Po zmianie planu na zwiedzanie miasta po raz setny ruszyliśmy na Wielkiego Buddę. Dla leniwych na górę wjeżdża się gondolą, dla ambitniejszych wchodzi się górskim szlakiem. Dumę schowaliśmy do kieszeni i już po chwili cieszyliśmy się widokami z góry – kolejka jechała w sumie prawie 30 min w jedna stronę. Budda okazał się faktycznie spory – posąg ma 34m, czyli około 10 pięter. Co lepsze, do środka posągu można wejść od przysłowiowej d**y strony wychodząc głową!








Wieczór spędziliśmy relaksując się na dachu jednego z budynków uniwersytetu Tomka – Chinese University of Hong Kong dochodząc do wniosku, że miasteczka uniwersyteckie w Azji są wszystkie takie same :)
W sobotę czekał nas trekking – około 10km szklakiem zwanym Dragon’s Back – jeden z najbardziej malowniczych spacerków w moim życiu. Po wspięciu się na tytułowy grzbiet smoka ogląda się panoramę słonecznego miasta ze ślicznym wybrzeżem. Dla strudzonych marszem – nagroda – kąpiel na plaży, która kończy cały spacer!


Czas na obiad – czas odwiedzić najbardziej legendarną jadłodajnię miasta – Pana Wonga. Jeżeli to, że można tam zjeść w HK posiłek all-you-can eat za 30zł, Was nie przekonuje dodam, że piwo jest w cenie J Miejsce ma szemraną sławę z różnych powodów, co sprawia, że czasem policja zamyka go na jakiś czas. My mieliśmy farta, bar działał jak co dzień!

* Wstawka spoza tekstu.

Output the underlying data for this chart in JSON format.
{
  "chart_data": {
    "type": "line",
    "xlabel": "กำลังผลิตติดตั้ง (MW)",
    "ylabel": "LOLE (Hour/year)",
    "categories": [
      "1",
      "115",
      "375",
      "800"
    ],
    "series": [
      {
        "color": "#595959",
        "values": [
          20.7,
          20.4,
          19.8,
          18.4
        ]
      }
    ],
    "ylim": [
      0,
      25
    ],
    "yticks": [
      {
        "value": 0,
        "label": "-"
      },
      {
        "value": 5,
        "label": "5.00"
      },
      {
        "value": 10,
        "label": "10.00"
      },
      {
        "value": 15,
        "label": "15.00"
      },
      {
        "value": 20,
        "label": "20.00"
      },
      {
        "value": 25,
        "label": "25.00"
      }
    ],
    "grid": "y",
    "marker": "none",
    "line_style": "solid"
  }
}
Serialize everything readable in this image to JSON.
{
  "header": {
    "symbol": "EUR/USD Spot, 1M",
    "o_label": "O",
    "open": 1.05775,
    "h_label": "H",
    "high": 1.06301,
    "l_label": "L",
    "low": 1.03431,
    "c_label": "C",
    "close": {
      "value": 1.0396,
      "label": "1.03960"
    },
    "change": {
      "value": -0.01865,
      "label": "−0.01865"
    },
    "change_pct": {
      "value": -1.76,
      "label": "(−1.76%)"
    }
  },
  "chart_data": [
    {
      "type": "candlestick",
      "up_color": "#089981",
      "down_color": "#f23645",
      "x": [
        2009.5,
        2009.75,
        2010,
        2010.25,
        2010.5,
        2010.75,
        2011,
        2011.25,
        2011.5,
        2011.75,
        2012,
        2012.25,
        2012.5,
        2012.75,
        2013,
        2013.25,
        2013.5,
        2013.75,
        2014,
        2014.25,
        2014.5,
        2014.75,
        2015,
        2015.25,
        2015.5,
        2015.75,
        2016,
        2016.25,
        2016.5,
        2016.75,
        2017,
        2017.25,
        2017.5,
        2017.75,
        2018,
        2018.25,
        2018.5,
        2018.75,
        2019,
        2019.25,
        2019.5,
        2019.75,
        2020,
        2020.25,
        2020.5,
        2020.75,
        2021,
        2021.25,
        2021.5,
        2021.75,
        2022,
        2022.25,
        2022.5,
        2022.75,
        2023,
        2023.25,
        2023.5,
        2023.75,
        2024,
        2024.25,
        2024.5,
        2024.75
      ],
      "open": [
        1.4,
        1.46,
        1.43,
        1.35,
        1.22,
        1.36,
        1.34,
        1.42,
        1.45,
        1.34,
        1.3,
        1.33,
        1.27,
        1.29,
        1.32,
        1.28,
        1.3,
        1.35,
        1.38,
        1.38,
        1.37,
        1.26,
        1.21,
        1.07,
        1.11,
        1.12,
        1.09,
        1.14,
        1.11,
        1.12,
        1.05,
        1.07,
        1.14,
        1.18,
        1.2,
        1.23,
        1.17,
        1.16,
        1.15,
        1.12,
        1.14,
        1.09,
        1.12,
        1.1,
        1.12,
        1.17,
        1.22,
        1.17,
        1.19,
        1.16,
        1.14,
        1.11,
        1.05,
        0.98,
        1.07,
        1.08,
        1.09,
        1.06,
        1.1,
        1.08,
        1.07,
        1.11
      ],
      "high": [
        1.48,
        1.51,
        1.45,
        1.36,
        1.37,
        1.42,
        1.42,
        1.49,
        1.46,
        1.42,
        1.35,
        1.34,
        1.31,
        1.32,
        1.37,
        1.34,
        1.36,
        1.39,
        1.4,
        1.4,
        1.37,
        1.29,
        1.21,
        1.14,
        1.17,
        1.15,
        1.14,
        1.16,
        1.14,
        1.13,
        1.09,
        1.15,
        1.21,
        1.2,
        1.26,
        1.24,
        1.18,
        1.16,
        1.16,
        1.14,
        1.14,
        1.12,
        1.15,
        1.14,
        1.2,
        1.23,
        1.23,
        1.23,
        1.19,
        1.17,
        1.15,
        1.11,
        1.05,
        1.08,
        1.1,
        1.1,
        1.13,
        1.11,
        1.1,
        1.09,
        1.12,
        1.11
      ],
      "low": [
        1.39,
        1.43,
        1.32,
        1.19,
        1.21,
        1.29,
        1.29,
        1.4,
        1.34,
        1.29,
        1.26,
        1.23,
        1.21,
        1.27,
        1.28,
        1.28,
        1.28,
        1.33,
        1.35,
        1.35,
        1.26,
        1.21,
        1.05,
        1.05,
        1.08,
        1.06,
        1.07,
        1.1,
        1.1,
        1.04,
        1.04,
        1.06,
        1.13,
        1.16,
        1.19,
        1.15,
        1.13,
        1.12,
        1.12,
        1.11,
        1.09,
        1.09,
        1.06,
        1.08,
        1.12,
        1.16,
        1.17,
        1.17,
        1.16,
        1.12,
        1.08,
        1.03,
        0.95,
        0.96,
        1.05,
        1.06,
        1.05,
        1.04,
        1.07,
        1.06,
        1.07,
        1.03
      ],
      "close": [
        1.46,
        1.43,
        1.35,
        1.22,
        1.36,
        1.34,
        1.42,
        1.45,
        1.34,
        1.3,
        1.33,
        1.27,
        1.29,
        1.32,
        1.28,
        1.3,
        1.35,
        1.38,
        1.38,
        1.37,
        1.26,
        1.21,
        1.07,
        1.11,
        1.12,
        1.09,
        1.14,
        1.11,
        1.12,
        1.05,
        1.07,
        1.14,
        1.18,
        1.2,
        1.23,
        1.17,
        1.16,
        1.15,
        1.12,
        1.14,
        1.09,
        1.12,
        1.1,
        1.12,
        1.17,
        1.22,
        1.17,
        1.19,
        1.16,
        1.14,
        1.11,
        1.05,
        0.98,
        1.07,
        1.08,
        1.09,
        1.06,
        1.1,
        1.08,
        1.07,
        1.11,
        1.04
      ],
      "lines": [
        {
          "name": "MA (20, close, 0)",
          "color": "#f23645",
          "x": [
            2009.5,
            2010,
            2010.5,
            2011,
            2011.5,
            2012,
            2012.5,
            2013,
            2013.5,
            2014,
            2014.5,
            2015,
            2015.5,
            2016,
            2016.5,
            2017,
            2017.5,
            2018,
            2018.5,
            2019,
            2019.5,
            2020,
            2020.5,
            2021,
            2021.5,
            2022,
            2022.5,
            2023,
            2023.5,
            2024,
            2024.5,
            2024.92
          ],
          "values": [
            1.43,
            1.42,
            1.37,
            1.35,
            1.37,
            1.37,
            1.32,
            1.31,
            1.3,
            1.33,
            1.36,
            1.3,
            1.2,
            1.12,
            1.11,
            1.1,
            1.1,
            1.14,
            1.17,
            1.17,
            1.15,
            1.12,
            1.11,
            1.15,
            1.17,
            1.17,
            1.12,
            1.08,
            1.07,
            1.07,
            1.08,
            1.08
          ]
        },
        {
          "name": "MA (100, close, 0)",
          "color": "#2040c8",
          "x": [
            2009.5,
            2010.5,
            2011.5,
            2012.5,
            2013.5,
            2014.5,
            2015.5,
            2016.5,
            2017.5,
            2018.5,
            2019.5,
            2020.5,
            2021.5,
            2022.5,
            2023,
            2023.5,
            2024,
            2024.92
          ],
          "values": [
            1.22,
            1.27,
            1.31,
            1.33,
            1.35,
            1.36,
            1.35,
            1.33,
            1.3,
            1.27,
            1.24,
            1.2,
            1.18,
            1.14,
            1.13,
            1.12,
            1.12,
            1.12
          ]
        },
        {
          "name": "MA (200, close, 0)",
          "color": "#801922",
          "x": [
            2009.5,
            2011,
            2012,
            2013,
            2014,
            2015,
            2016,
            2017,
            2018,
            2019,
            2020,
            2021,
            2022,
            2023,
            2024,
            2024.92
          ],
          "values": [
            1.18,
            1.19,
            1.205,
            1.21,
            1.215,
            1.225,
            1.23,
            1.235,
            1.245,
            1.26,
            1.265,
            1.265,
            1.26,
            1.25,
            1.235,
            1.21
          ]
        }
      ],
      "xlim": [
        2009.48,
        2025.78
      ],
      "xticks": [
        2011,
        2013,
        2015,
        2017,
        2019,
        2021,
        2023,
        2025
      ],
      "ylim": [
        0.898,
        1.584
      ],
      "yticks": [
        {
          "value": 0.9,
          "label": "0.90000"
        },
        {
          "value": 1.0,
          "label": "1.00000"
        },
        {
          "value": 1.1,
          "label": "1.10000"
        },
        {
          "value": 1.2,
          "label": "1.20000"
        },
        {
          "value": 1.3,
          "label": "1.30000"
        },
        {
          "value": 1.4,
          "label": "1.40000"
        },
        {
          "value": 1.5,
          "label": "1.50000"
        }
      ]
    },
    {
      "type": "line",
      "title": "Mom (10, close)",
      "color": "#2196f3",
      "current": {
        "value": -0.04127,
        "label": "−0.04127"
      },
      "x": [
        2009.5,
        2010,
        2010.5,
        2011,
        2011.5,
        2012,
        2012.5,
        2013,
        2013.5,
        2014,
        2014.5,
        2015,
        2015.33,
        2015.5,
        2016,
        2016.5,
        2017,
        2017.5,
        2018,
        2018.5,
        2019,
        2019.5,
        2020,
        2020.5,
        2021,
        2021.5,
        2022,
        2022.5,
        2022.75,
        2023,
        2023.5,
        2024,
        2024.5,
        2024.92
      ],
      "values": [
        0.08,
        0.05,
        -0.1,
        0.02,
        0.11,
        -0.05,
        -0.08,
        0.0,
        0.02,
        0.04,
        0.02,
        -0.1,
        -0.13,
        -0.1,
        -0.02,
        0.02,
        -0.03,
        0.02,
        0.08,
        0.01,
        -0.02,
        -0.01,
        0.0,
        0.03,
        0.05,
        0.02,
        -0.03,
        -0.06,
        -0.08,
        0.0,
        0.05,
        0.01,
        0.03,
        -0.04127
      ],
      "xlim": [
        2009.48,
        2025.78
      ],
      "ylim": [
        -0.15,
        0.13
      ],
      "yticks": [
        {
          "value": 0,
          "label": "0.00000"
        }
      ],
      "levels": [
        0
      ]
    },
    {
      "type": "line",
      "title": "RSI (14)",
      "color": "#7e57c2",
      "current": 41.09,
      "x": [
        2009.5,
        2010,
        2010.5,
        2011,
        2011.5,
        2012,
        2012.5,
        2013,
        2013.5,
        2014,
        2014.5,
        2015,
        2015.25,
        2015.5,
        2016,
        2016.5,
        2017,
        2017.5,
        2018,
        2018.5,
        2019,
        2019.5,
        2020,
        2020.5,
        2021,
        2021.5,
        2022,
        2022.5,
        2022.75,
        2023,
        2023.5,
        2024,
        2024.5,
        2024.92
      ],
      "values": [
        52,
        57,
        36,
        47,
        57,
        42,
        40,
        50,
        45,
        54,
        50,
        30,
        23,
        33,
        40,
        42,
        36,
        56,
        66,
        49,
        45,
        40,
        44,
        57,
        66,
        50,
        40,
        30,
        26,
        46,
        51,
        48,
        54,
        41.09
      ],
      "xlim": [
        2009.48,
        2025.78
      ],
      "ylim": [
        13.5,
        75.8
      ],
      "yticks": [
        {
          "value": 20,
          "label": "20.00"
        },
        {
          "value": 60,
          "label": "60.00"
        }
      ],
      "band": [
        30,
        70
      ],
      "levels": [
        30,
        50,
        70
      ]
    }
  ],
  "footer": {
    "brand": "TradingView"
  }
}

Na koniec tego dnia czekała mnie jeszcze tylko batalia z tłumem pieszych na ulicach Hong Kongu. Paradoksalnie, zawsze mają inne tempo niż Ty. Tym razem mi się spieszyło. Niestety tylko mi. Szczęśliwy naród maszerował, jak gdyby nigdy nic oglądając sklepiki i przemieszczając się tempem żółwia gapiąc się na wszystko wokół. Ruch był obustronny, przecie do prawostronnych Chin jedzie się metrem pół godzinki, kieruneczki się mieszają… W końcu postawiłam na łokcie i ruszyłam prosto do hotelu – za godzinę jadę do kasyna w Macau!